The increased number of Litigants in person (LIPs) has attracted a strong response from family lawyers in this year's Grant Thornton matrimonial survey. In addition to the 23% listing LIPs as an issue, a further 14% list the lack of legal aid for most family cases as a key issue (37% in total).
Some respondents feel that the removal of Legal Aid, whether or not it has resulted in more Litigants In Person (LIPs), reduces the ability to access justice for many individuals.
Lawyers have also expressed concern that family law in general is being ‘dumbed down’ to make way for more LIPs, whilst others reflect that they have experienced problems dealing with/helping LIPs and have seen judges becoming frustrated as a result.
It is a feeling shared by Nick Andrews, Partner at Grant Thornton UK LLP, who adds, "The introduction of the single Family Court in April 2014 is a revolutionary change, yet there is concern among respondents to the survey that the court system is not fit for purpose to support LIPs. It's too early to say whether the introduction of the Family Court will have improved this sentiment.
"The issues surrounding LIPs have also been linked to a number of other themes in this survey. Respondents see forms of alternative dispute resolution for matrimonial disputes other than attending court as linked to the levels of LIPs and they may become more popular if courts are increasingly clogged with LIPs."
Calls for legislative change for cohabiting couples
Protection for cohabiting couples continues to rank highly in the areas where lawyers would like to see legislative change, with 24% of lawyers selecting that as their top area for change. Desire for protection for cohabiting couples does not equate to providing the same rights as for married couples for the majority of our respondents. 59% of lawyers said that cohabitants should not have the same rights (43% saying no, and a further 16% saying no subject to certain conditions).
However, an increasing number of respondents said that cohabitants should be on an equal footing with married couples, with 19% agreeing with this, up from 8% last year.
The economic recovery is expected to fuel divorce rates
A majority of 68% expected to see an increase in the number of divorces with economic recovery, with a further 17% being undecided. Only 14% did not expect to see a change.
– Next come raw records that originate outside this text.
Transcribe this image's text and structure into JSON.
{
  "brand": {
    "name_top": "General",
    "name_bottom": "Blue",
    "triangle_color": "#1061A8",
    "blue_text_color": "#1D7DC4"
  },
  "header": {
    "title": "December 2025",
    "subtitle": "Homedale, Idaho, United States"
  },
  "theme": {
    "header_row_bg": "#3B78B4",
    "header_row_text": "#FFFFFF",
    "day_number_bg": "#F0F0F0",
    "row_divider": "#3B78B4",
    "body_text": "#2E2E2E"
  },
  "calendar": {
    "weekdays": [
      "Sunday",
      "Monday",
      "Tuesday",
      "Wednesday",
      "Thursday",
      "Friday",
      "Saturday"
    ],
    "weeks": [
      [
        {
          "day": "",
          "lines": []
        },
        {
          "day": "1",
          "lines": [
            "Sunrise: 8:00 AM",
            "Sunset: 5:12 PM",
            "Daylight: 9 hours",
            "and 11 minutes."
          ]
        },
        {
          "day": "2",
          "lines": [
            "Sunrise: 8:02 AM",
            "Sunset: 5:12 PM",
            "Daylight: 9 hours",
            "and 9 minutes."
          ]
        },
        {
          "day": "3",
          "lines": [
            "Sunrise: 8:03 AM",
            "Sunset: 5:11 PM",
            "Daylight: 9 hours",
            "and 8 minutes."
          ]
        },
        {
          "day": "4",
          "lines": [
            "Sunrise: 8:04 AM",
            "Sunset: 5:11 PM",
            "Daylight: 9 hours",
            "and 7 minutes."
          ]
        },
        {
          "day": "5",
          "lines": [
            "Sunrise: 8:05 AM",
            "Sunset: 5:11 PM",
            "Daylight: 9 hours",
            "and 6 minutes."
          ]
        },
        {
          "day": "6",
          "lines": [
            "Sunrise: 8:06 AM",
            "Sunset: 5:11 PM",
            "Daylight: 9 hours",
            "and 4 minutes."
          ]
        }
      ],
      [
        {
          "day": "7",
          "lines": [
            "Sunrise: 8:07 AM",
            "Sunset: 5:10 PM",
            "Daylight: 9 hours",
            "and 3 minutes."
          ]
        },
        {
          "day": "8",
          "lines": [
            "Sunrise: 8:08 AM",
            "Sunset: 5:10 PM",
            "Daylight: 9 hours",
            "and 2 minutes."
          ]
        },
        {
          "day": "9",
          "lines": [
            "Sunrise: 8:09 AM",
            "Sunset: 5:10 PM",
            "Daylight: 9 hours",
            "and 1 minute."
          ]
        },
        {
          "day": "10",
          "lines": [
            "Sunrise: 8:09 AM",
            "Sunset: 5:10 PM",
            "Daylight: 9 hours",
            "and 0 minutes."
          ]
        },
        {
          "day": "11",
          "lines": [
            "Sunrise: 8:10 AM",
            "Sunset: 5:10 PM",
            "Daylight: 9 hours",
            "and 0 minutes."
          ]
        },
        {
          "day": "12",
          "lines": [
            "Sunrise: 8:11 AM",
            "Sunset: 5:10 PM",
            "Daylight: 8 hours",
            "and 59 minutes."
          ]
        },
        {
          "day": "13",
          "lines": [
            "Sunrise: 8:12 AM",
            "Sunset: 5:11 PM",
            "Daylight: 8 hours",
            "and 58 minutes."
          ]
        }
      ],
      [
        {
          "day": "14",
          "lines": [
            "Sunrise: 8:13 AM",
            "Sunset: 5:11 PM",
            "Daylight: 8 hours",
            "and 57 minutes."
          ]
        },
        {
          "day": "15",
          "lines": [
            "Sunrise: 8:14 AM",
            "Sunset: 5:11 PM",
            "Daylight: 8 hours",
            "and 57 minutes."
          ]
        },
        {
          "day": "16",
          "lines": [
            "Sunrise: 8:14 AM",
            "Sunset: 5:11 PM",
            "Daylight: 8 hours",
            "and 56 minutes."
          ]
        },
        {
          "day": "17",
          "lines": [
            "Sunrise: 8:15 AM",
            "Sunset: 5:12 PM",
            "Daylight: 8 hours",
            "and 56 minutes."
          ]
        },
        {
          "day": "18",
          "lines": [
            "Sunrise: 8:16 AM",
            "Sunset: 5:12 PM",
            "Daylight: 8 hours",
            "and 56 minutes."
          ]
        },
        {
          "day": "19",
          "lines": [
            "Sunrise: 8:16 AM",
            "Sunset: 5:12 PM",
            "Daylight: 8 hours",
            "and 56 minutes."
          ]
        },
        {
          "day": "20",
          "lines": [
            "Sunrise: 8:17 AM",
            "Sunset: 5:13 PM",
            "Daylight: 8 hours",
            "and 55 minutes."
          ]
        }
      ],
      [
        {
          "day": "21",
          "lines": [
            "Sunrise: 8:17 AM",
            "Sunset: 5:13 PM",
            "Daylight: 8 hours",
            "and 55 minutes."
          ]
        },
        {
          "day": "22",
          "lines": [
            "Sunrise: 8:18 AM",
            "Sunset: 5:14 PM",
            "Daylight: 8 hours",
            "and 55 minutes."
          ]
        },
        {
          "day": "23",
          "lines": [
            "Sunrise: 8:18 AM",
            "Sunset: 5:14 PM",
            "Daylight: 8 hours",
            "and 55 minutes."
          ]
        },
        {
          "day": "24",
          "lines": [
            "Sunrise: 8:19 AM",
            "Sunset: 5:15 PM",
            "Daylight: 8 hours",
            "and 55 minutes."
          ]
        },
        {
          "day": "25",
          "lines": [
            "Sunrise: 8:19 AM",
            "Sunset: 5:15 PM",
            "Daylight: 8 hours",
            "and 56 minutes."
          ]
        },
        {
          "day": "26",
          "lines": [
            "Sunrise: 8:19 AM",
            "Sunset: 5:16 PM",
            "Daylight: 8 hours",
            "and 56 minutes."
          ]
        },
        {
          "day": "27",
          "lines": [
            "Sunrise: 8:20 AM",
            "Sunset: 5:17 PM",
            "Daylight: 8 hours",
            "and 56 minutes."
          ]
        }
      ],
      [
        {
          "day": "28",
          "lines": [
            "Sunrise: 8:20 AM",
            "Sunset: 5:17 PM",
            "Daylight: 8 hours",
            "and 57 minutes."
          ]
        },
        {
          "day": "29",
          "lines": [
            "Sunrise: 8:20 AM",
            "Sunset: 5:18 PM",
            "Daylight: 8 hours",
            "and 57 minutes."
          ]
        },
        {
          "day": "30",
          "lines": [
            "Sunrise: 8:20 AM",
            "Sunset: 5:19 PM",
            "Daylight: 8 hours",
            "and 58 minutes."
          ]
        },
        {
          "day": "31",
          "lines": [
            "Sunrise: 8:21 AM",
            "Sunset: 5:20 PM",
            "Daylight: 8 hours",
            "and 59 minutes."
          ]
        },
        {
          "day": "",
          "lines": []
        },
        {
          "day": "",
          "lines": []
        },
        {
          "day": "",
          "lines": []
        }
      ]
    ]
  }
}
What was particularly interesting, given the economic recovery, is that the number of people recording financial/money worries as a reason for the split has increased to 9% from 6% in the prior year.
We asked whether lawyers expected to see a change in the types of people petitioning for divorce as a result of economic recovery. 50% of respondents stated that financially dependent spouses would be more likely to petition now there was a better prospect of receiving a reasonable settlement, although our analysis of asset values suggests that any significant improvement in prospects may be some time in the future.